Pringo Atmodjo, a Javanese botanist at the’s Lands Plantentuin te Buitenzorg, collected this species of St. John’s wort on 11 June 1904 in Alaslanden in northern Sumatra. He was surveying for plants as part of a Dutch military expedition through the Gajo, Alas, and Batak lands. Over the course of six months, the troop traveled across the highlands, from Lhokseumawe on the coast to tanah Batak, on a mission to pacify the interior of Aceh. The Hypericum above was collected just 3 days before the company’s violent raid on Koeto Reh. Luitenant-kolonel van Daalen’s massacre at Koeto Reh saw 313 men, 189 women and 59 children dead among those defending their homes. It was one of the worst massacres of indigenous people in the East Indies. The Dutch lost two men.

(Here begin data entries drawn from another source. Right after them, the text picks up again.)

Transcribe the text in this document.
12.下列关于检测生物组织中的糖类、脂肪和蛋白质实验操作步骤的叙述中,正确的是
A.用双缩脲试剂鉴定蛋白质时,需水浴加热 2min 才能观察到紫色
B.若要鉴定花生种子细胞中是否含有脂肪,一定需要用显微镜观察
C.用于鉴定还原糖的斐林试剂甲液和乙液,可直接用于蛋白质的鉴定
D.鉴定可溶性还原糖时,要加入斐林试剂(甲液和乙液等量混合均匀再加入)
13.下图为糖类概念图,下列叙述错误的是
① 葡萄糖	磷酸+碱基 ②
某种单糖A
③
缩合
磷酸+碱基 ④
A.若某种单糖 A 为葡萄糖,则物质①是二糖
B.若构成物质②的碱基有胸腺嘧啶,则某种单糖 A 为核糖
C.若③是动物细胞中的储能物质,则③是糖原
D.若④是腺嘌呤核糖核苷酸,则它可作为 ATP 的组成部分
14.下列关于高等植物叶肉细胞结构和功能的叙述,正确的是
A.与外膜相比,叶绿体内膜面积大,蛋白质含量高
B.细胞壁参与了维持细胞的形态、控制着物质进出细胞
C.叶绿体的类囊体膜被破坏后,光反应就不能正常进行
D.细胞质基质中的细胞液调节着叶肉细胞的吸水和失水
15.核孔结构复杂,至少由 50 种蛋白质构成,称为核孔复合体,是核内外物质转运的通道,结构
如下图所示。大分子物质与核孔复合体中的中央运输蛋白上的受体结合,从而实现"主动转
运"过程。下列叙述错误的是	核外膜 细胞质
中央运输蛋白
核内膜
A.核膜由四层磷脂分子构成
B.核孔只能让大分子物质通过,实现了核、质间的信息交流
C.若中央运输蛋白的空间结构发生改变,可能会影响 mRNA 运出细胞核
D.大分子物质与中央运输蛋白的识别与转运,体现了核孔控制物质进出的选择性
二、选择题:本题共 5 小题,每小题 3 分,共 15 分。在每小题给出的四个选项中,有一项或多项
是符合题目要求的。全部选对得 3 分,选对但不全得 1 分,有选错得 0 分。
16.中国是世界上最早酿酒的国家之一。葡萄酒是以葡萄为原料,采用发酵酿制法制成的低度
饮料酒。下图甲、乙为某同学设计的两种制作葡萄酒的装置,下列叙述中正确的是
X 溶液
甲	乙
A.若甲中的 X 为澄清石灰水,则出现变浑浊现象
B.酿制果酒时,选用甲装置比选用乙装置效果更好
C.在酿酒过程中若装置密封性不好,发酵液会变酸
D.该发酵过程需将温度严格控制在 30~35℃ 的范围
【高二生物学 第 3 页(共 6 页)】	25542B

Atmodjo compiled an extensive herbarium collection on the expedition, gathering 544 species in total. Porters on the expedition, mostly Javanese and Ambonese, carried and maintained his traveling herbarium. Each month, Atmodjo sent coolies, most of whom were forced laborers, with his specimens back to Koeta Radja (Banda Aceh) for storage. The plants were studied and catalogued in Buitenzorg (Bogor) at the botanic gardens and research station.
This was the first colonial botanical exploration of the Leuser region. Atmodjo’s accompaniment on such an important mission for the Dutch offers insight into the place of bioprospecting in the imperial project.